Preface: work's been rather busy lately. Even though I constantly add blog ideas, I have not had the chance to properly materialise them into blogs proper. This post originated late last year.

I needed to do do some quick hashing of string into hex characters, with the following requirements/limitations:

input is string with length ~ 50 characters
output is unique hex (given input), shorter the better (perhaps 6 length?)
needs to be implemented in browser javascript, without additional libraries (md5/sha libraries are available plenty)
users do not control inputs, and ...
...does not matter if the hash is reversible, so security is not essential

I considered reimplementing md5, in the application, but the complexity it introduces seems to outweight the benefit.

So I came across this SO post, and implemented it, and everything seems fine... Until I needed to implement the same hash function in python.
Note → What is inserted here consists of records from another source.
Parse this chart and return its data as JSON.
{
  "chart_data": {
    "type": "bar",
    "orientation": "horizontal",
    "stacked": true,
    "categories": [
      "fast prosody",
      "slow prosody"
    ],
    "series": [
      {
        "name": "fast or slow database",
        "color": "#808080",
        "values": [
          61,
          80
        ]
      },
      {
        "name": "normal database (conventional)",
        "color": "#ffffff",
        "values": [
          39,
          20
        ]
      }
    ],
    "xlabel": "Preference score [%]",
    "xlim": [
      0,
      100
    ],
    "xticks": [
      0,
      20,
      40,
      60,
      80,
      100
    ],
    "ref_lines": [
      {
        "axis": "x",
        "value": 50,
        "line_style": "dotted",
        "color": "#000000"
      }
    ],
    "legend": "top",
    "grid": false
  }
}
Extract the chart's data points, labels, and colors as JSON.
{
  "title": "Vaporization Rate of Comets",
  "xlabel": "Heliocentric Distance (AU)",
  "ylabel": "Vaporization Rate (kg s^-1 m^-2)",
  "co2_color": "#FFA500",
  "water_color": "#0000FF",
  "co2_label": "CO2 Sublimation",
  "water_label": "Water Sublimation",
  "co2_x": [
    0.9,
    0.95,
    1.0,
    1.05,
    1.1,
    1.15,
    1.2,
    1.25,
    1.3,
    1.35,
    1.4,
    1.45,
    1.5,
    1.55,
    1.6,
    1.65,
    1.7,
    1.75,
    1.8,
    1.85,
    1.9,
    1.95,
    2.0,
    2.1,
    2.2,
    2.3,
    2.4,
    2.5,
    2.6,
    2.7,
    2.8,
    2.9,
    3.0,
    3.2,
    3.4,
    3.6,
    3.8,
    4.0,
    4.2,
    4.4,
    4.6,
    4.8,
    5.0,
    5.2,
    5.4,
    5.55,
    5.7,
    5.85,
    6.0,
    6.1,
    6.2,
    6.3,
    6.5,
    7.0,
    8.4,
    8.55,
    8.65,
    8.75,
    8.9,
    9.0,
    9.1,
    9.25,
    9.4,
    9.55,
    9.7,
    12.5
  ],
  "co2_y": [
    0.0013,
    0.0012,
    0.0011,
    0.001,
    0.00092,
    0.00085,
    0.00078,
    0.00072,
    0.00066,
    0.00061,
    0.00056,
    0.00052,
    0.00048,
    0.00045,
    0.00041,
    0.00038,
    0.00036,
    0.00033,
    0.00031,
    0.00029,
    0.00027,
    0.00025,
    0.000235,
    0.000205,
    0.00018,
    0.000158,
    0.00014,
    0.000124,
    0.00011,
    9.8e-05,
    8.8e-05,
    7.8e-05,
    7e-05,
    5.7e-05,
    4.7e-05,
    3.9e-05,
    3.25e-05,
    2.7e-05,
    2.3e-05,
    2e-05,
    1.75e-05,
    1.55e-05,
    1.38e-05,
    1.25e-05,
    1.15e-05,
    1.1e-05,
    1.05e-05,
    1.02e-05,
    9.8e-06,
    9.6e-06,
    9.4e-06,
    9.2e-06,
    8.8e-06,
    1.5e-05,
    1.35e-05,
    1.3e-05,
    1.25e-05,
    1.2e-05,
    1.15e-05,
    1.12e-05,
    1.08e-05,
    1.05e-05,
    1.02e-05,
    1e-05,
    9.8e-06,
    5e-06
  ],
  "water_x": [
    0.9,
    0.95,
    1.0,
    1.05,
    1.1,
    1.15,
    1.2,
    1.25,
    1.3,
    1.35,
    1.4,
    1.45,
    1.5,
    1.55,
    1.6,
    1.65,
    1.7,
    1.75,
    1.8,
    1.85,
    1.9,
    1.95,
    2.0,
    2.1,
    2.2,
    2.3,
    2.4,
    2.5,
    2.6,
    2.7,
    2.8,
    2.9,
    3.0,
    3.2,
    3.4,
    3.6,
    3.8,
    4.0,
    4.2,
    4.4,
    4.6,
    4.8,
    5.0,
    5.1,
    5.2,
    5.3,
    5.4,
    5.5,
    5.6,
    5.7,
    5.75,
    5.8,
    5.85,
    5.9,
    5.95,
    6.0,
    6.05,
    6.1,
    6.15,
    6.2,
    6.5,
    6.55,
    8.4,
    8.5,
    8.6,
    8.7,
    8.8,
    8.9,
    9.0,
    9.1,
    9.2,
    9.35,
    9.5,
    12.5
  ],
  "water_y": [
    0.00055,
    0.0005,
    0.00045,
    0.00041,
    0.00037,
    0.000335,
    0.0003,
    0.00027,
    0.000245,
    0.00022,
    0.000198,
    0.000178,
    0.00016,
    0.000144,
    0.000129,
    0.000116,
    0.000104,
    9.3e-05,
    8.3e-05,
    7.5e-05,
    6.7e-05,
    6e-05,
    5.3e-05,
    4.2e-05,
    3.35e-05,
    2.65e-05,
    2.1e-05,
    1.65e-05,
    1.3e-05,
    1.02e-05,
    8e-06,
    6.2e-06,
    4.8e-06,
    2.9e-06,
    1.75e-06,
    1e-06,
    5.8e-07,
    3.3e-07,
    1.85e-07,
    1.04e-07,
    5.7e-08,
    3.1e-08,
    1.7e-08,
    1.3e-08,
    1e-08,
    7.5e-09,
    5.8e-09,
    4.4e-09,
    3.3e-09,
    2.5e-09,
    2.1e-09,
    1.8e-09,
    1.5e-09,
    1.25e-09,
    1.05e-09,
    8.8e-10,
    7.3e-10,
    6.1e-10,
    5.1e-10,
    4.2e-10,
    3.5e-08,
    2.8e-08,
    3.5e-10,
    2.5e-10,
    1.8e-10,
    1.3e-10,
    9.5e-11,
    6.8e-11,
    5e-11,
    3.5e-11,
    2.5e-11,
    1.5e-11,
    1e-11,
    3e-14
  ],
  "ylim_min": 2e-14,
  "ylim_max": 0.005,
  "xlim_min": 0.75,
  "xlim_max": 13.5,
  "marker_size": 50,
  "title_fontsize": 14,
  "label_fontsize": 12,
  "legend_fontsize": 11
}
Bitwise operator in python is actually exactly the same symbol as that in JS, << and >>. Just double checking, I did some quick REPL in JS vs python, and they seem to return the same results.

1 << 2 // return 4
10 << 10 // returns 10240

and in python:

1 << 2 # returns 4
10 << 10 # returns 10240

So I naively thought I just had to reimplement the entire function in python. I was wrong. And I had to learn this the hard way.

In JS, bitwise operation are carried out in int32, but python will use however many additional bits required to represent the number. This means, bitwise operation in JS will overflow (which is fine), bitwise operation in python will not overflow, but simply consume more memory. This also means, if the number gets too large, python and JS bitwise operation will diverse, if one is not careful:

In JS:

1 << 30 // 1073741824
1 << 31 // -2147483648
1 << 32 // 1

In python:


1 << 30 # 1073741824
1 << 31 # 2147483648
1 << 32 # 4294967296

The way I dealt with the problem is by casting the result to int32 (since numpy is already a dependency):

from numpy import int32
int32(1 << 30) # 1073741824
int32(1 << 31) # -2147483648
int32(1 << 32) # 0

PS.

1/ As I write this, I just noticed the edge case of 1 << 32, and it appears that it has been asked and answered before. The hashing code does not use << 32, so perhaps I am ... still safe? Programming is weird.

2/ As I am writing this, I noticed the second highest voted answer on the hashing question, make use of Math.imul, which is something I did not know existed. The hashing function has been in production for sometime now, and unfortunately cannot be swapped out, but I will keep what I learnt in mind.